The Sainte-Anne Chapel, located in Sigolsheim (now attached to Kaysersberg Vineyard), is a religious building of ancient origins. First dedicated to the Virgin, it was mentioned as early as 778 in a donation charter and certified in 1328. It was probably rebuilt at the beginning of the 16th century (a date of 1508, now erased, was once visible), it was consecrated in 1513 to the Virgin and Saint Wendelin by a suffragan of the Bishop of Basel. Its late Gothic architecture, with braided doors and broken arch windows, reflects this period of reconstruction.
The chapel changed vocation in the 18th century by being dedicated to Saint Anne, while serving as hermitage and then as a cemetery chapel. Little damaged during modern wars unlike the neighbouring village, it retains remarkable elements such as a wall sink in the choir and a sandstone campanile surmounted by a cross.
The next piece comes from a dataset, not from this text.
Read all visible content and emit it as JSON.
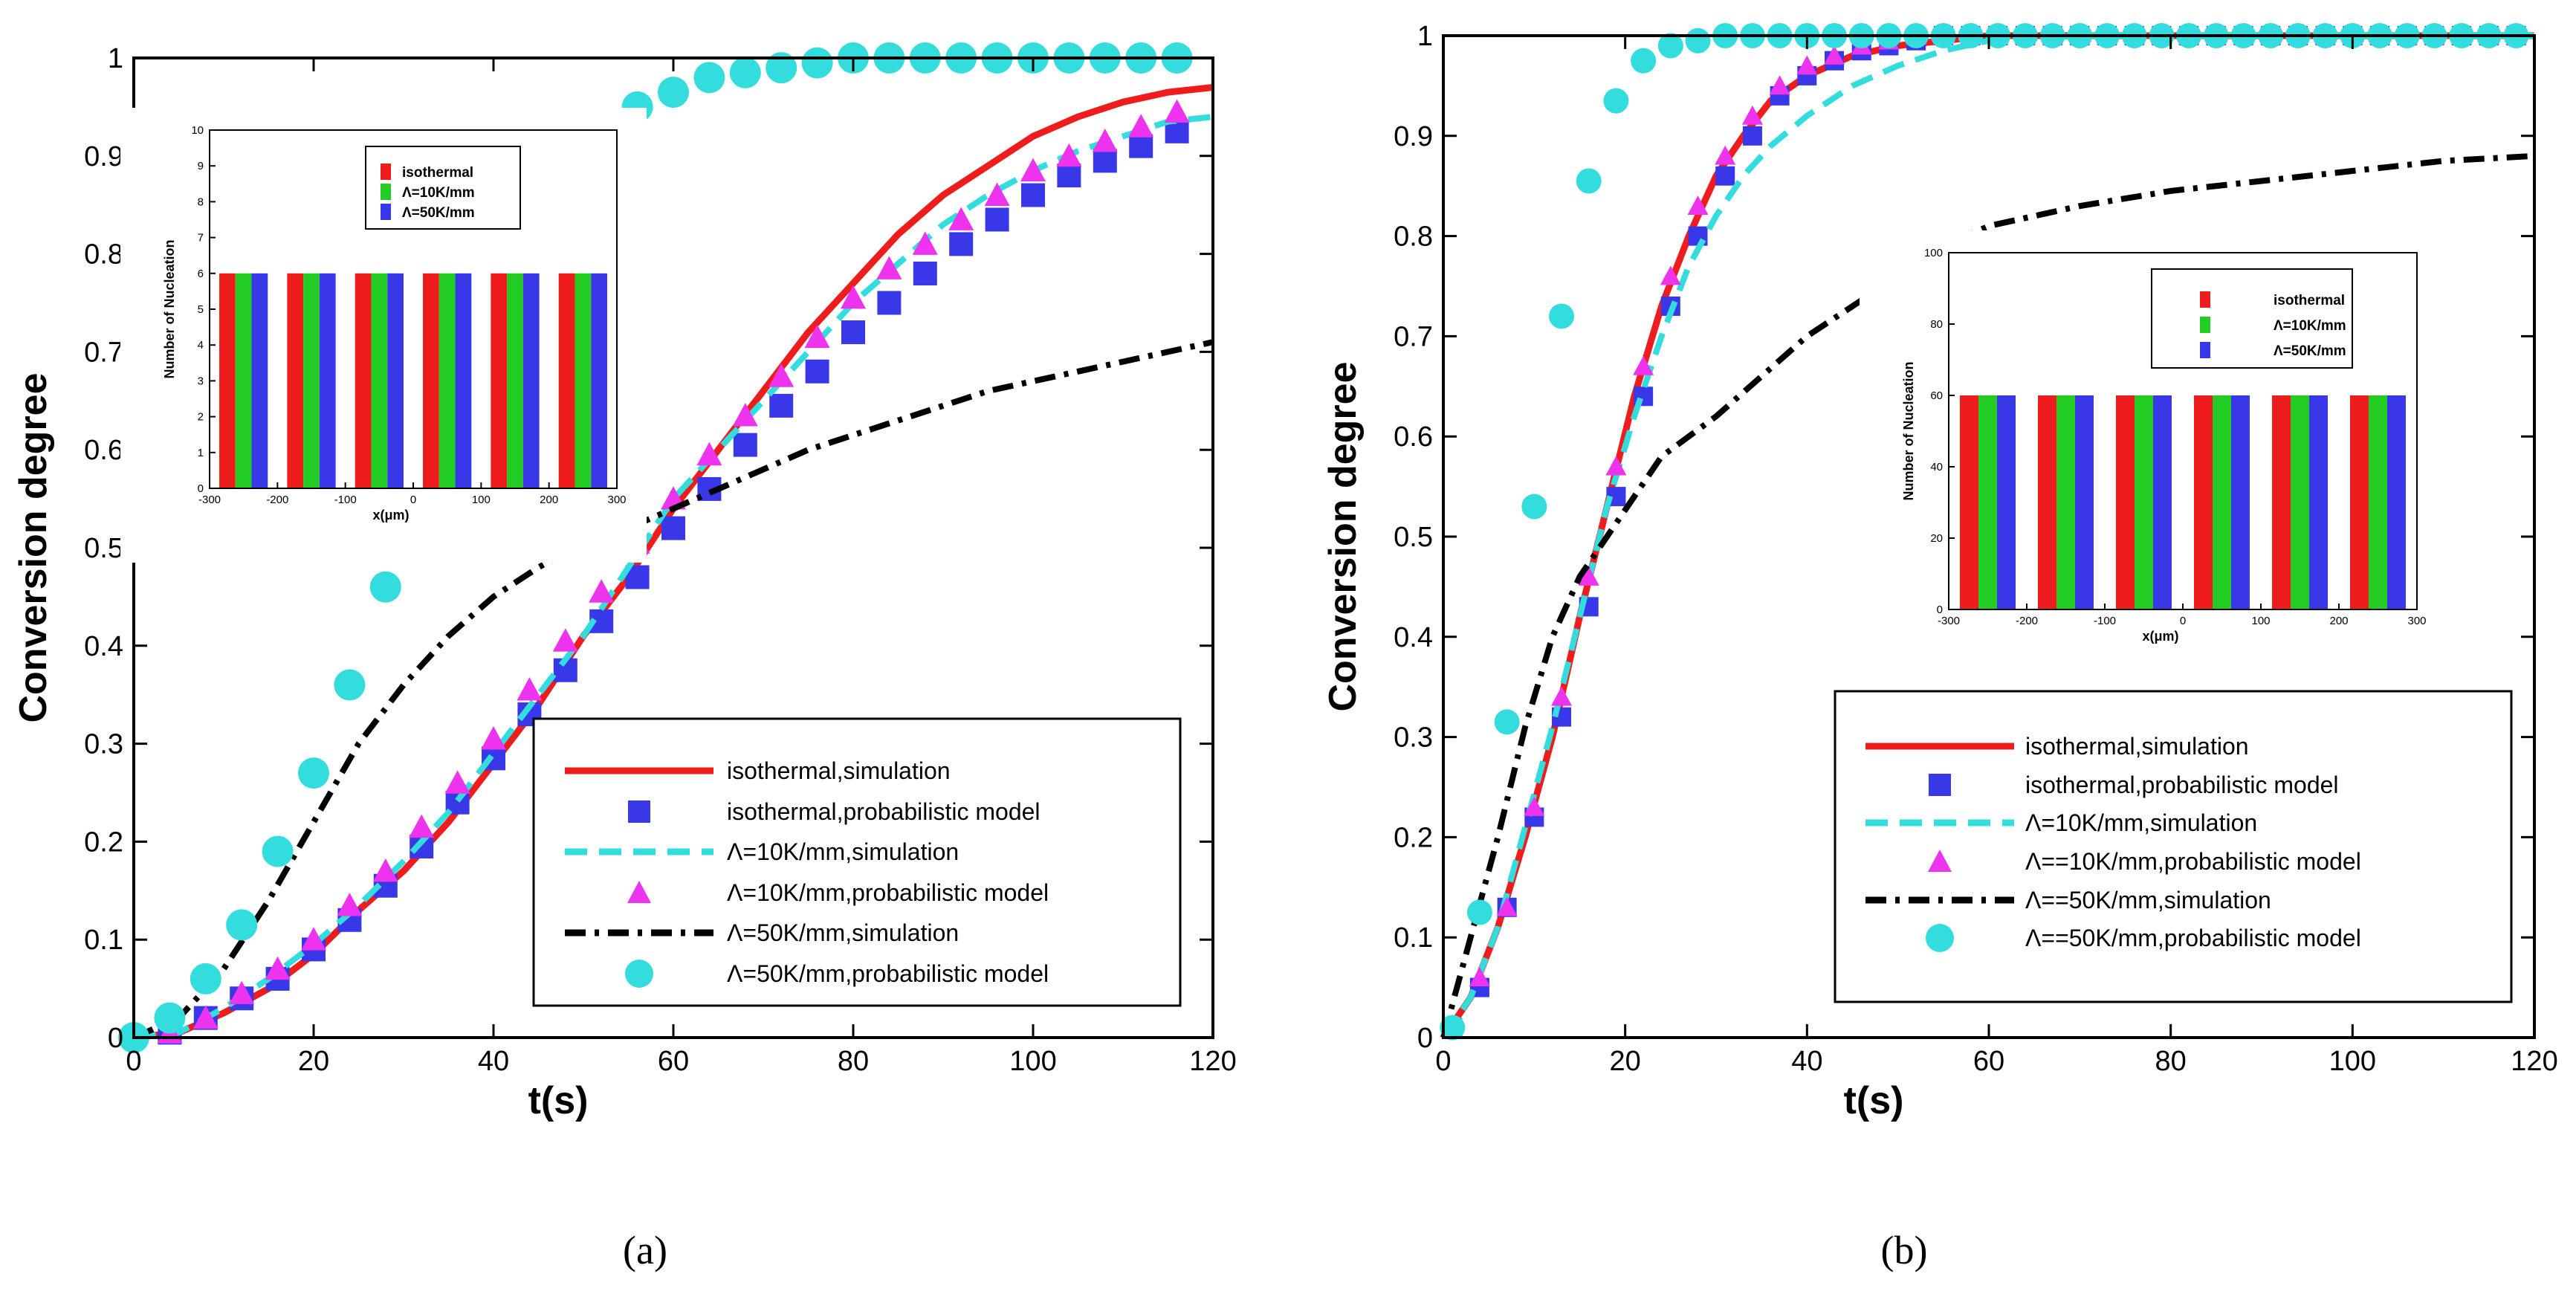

Its inscription to historical monuments in 1938 protects the building, its altars and its interior fittings, now owned by the commune.
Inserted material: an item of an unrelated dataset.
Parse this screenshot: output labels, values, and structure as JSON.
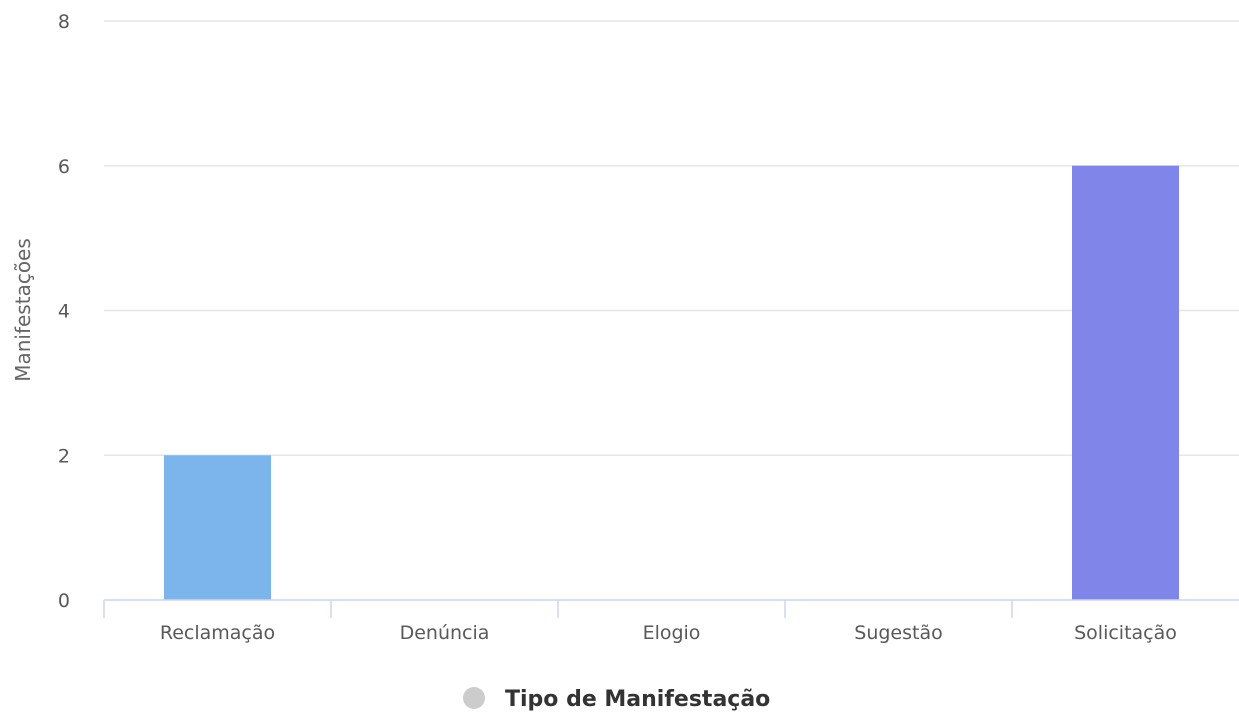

Architecturally, the chapel is distinguished by its walls in stoneware and pebbles, its picketed chains of angle, and its east-west orientation. Originally founded by the bishop of Strasbourg in the seventh century according to tradition, it illustrates the evolution of rural places of worship in Alsace, moving from a medieval sanctuary to a baroque building, then to a memorial. Its isolated location, one kilometre from the agglomeration, reinforces its historic and peaceful character.